Manchmal stelle ich mir vor, wie es ist, wenn einem die Erde auf den Sarg geschaufelt wird. Ob dann wenigstens ein Fünkchen Licht durch den Boden scheint, frage ich mich. Früher habe ich gedacht, dass man bestimmt auch unter der Erde die Vögel singen hört und spürt, wie der Schnee fällt. Aber mittlerweile weiß ich, dass das falsch ist: Unter der Erde ist es dunkel wie nirgends auf der Welt. Kein Geruch, kein Ton, kein Lichtstrahl dringt hinunter. Nichts erinnert da unten an das Leben, nicht einmal die Todesboten sind in der Grube zu hören: kein Waldkauz, keine Krähen, kein Totenwurm, der klopft. Es ist einfach still. Auch kein Schatten ist zu erkennen, weil völlige Dunkelheit herrscht und das Schwarze schwärzer als jeder Schatten ist. (Seiten 136 f.)

Die morbide Poesie ist wunderschön, und sie geht unter die Haut – nur bringe ich sie nicht ganz mit dem zuvor als nicht sonderlich helle beschriebenen zehnjährigen Muk zusammen. Selbst wenn man auch Kindern bestimmte Seelenabgründe nicht pauschal absprechen möchte, zweifle ich doch daran, dass der Bub sie auf diese Weise artikulieren könnte.

Zwischen Dialekt und Hochsprache

Das entspricht überhaupt dem schmalen Grat, auf dem sich die Autorin sprachlich bewegt. In ihr Schrift-Deutsch übernimmt sie bestimmte grammatikalische Merkmale des Bairischen, wie die Voranstellung des Artikels vor einem Namen („der Hartl“) oder die Verwendung des Perfekts statt des Imperfekts. Das Ergebnis ist – wie immer, wenn sich in Büchern Dialekt und Hochsprache mischen – eine Art von Kunstsprache, bei der nicht ganz leicht die Balance zu halten ist, die sich hier aber auf alle Fälle flüssig liest.

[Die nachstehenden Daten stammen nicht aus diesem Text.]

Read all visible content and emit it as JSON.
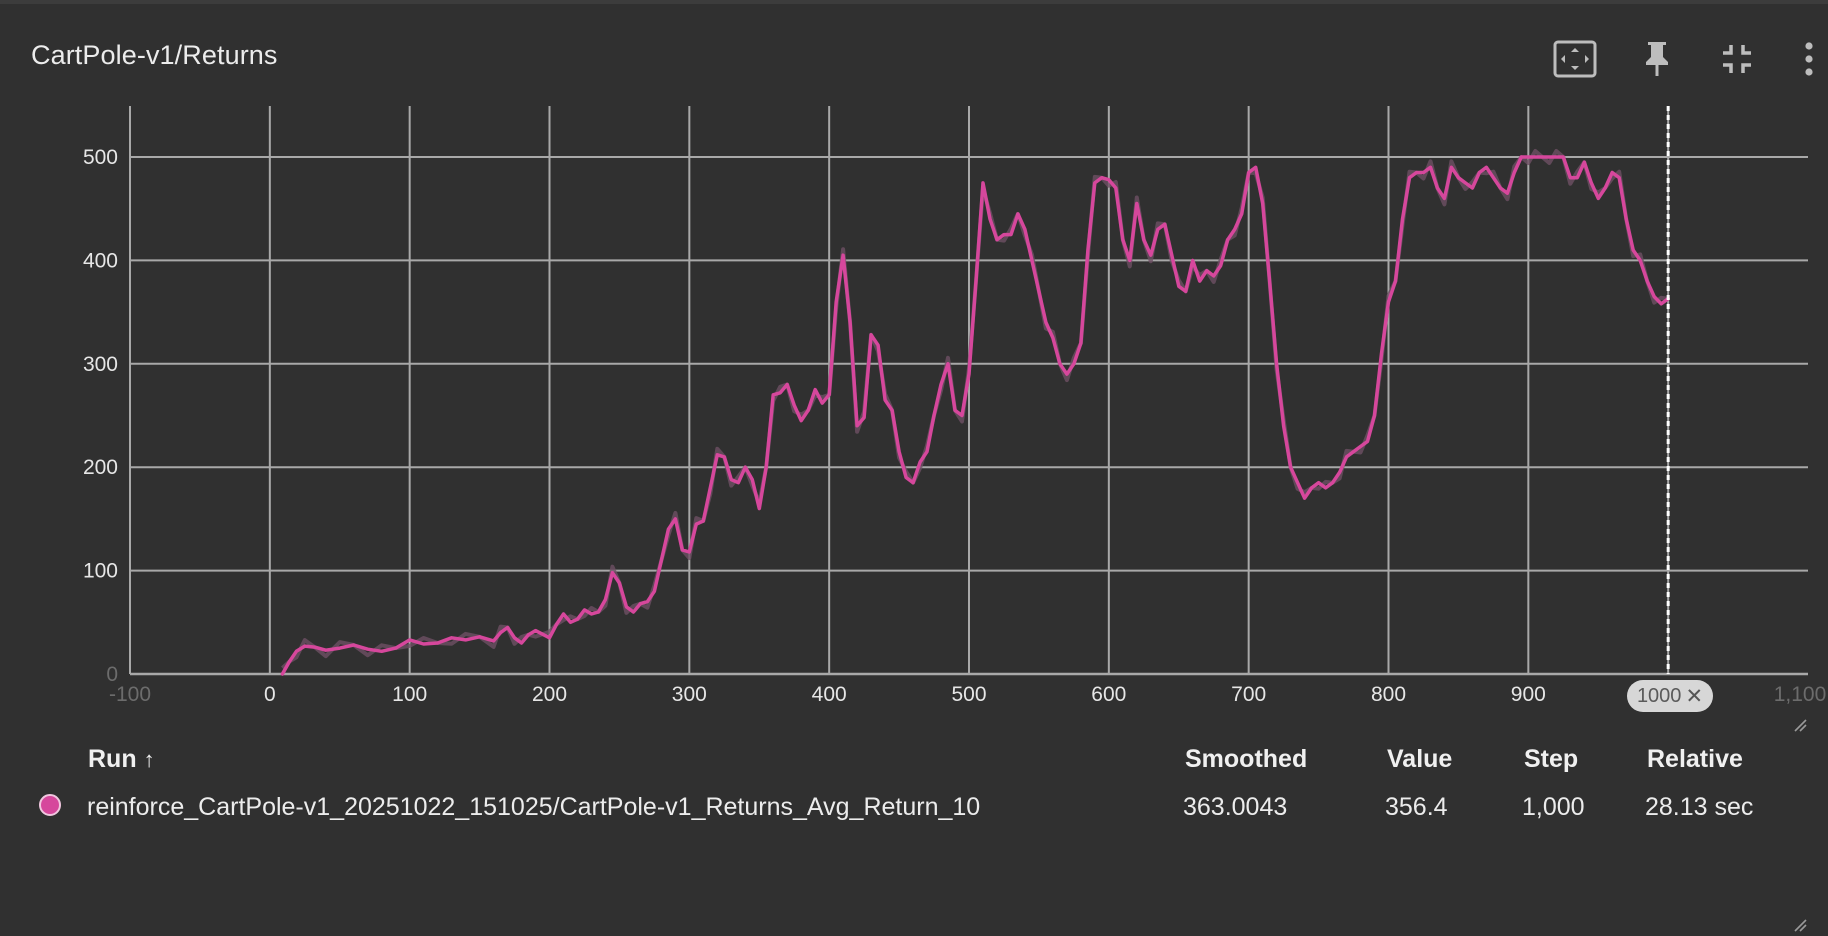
{
  "card": {
    "title": "CartPole-v1/Returns"
  },
  "toolbar": {
    "icons": [
      "fit-to-screen-icon",
      "pin-icon",
      "collapse-icon",
      "more-vert-icon"
    ]
  },
  "step_badge": {
    "label": "1000",
    "close_glyph": "✕"
  },
  "colors": {
    "background": "#303030",
    "grid": "#a8a8a8",
    "series": "#d6479c",
    "series_raw": "#6e5064",
    "cursor": "#ffffff"
  },
  "chart_data": {
    "type": "line",
    "xlim": [
      -100,
      1100
    ],
    "ylim": [
      0,
      500
    ],
    "x_ticks": [
      "0",
      "100",
      "200",
      "300",
      "400",
      "500",
      "600",
      "700",
      "800",
      "900"
    ],
    "x_ticks_faded": [
      "-100",
      "1,100"
    ],
    "y_ticks": [
      "0",
      "100",
      "200",
      "300",
      "400",
      "500"
    ],
    "grid": true,
    "cursor_step": 1000,
    "series": [
      {
        "x": [
          9,
          14,
          19,
          25,
          32,
          40,
          50,
          60,
          70,
          80,
          90,
          100,
          110,
          120,
          130,
          140,
          150,
          160,
          165,
          170,
          175,
          180,
          185,
          190,
          200,
          205,
          210,
          215,
          220,
          225,
          230,
          235,
          240,
          245,
          250,
          255,
          260,
          265,
          270,
          275,
          280,
          285,
          290,
          295,
          300,
          305,
          310,
          315,
          320,
          325,
          330,
          335,
          340,
          345,
          350,
          355,
          360,
          365,
          370,
          375,
          380,
          385,
          390,
          395,
          400,
          405,
          410,
          415,
          420,
          425,
          430,
          435,
          440,
          445,
          450,
          455,
          460,
          465,
          470,
          475,
          480,
          485,
          490,
          495,
          500,
          505,
          510,
          515,
          520,
          525,
          530,
          535,
          540,
          545,
          550,
          555,
          560,
          565,
          570,
          575,
          580,
          585,
          590,
          595,
          600,
          605,
          610,
          615,
          620,
          625,
          630,
          635,
          640,
          645,
          650,
          655,
          660,
          665,
          670,
          675,
          680,
          685,
          690,
          695,
          700,
          705,
          710,
          715,
          720,
          725,
          730,
          735,
          740,
          745,
          750,
          755,
          760,
          765,
          770,
          775,
          780,
          785,
          790,
          795,
          800,
          805,
          810,
          815,
          820,
          825,
          830,
          835,
          840,
          845,
          850,
          855,
          860,
          865,
          870,
          875,
          880,
          885,
          890,
          895,
          900,
          905,
          910,
          915,
          920,
          925,
          930,
          935,
          940,
          945,
          950,
          955,
          960,
          965,
          970,
          975,
          980,
          985,
          990,
          995,
          1000
        ],
        "values": [
          0,
          12,
          22,
          27,
          26,
          23,
          25,
          28,
          24,
          22,
          25,
          33,
          29,
          30,
          35,
          33,
          36,
          32,
          40,
          45,
          35,
          30,
          38,
          42,
          35,
          48,
          58,
          50,
          53,
          62,
          58,
          60,
          72,
          98,
          88,
          65,
          60,
          68,
          70,
          80,
          110,
          140,
          150,
          120,
          118,
          145,
          148,
          180,
          212,
          210,
          188,
          185,
          200,
          188,
          160,
          200,
          270,
          272,
          280,
          260,
          245,
          255,
          275,
          262,
          270,
          360,
          405,
          340,
          240,
          248,
          328,
          318,
          265,
          255,
          215,
          190,
          185,
          205,
          215,
          250,
          280,
          300,
          255,
          250,
          290,
          380,
          475,
          440,
          420,
          425,
          425,
          445,
          430,
          400,
          370,
          340,
          325,
          300,
          290,
          300,
          320,
          410,
          475,
          480,
          478,
          470,
          420,
          400,
          455,
          420,
          405,
          430,
          435,
          405,
          375,
          370,
          400,
          380,
          390,
          385,
          395,
          420,
          430,
          445,
          485,
          490,
          455,
          380,
          300,
          240,
          200,
          185,
          170,
          180,
          185,
          180,
          185,
          195,
          210,
          215,
          220,
          225,
          250,
          310,
          360,
          380,
          440,
          480,
          485,
          485,
          490,
          470,
          460,
          490,
          480,
          475,
          470,
          485,
          490,
          480,
          470,
          465,
          485,
          500,
          500,
          500,
          500,
          500,
          500,
          500,
          480,
          480,
          495,
          475,
          460,
          470,
          485,
          480,
          440,
          410,
          400,
          380,
          365,
          358,
          363
        ]
      }
    ]
  },
  "table": {
    "headers": {
      "run": "Run",
      "sort_glyph": "↑",
      "smoothed": "Smoothed",
      "value": "Value",
      "step": "Step",
      "relative": "Relative"
    },
    "rows": [
      {
        "run": "reinforce_CartPole-v1_20251022_151025/CartPole-v1_Returns_Avg_Return_10",
        "smoothed": "363.0043",
        "value": "356.4",
        "step": "1,000",
        "relative": "28.13 sec"
      }
    ]
  }
}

Völlig stimmig sind jedenfalls die regionalen örtlichen Gegebenheiten, die Sandra Altmann schildert. Über die reinen Ortsangaben hinaus reichert sie ihre Landschaftsbeschreibungen mit stimmungsvollen Bildern an, die die ganz besondere Atmosphäre des Bergsees einfangen. Sehr gut gefallen hat mir auch die dezente Anreicherung des Textes mit der Erwähnung historischer Figuren – nicht nur des großen Ingenieurs Oskar von Miller, sondern auch des an der Front gefallenen Lyrikers August Stramm oder des Males Lovis Corinth, der am Walchensee lebte. Damit macht sie den Zeitkontext noch einmal facettenreicher.

Sehr gut eingefangen finde ich zudem die Mentalität in einem abgelegenen, ländlichen Umfeld zwischen Tradition und Umbruch, Aberglaube und Aufgeklärtheit. Die Ängste, die Abwehrreaktionen, die Zweifel auf der einen Seite, die Fortschrittsgläubigkeit und das Wittern guter Geschäfte auf der anderen Seite: Das kommt glaubhaft rüber. Sandra Altmann zeichnet das Bild einer Epoche und fängt zugleich zeitlose menschliche Verhaltensweisen ein.

Insofern bringt sie auf den gerade einmal gut 170 Seiten ihres Romans sehr viel unter. Weit über das rein lokalpatriotische Interesse hinaus, das ich als Liebhaber des Walchensees an dem Text habe, bietet der Roman hohe literarische Qualitäten an, die ihn unbedingt lesenswert machen.

  • Sandra Altmann, Triebwasser, Volk Verlag, 176 Seiten, 22 Euro.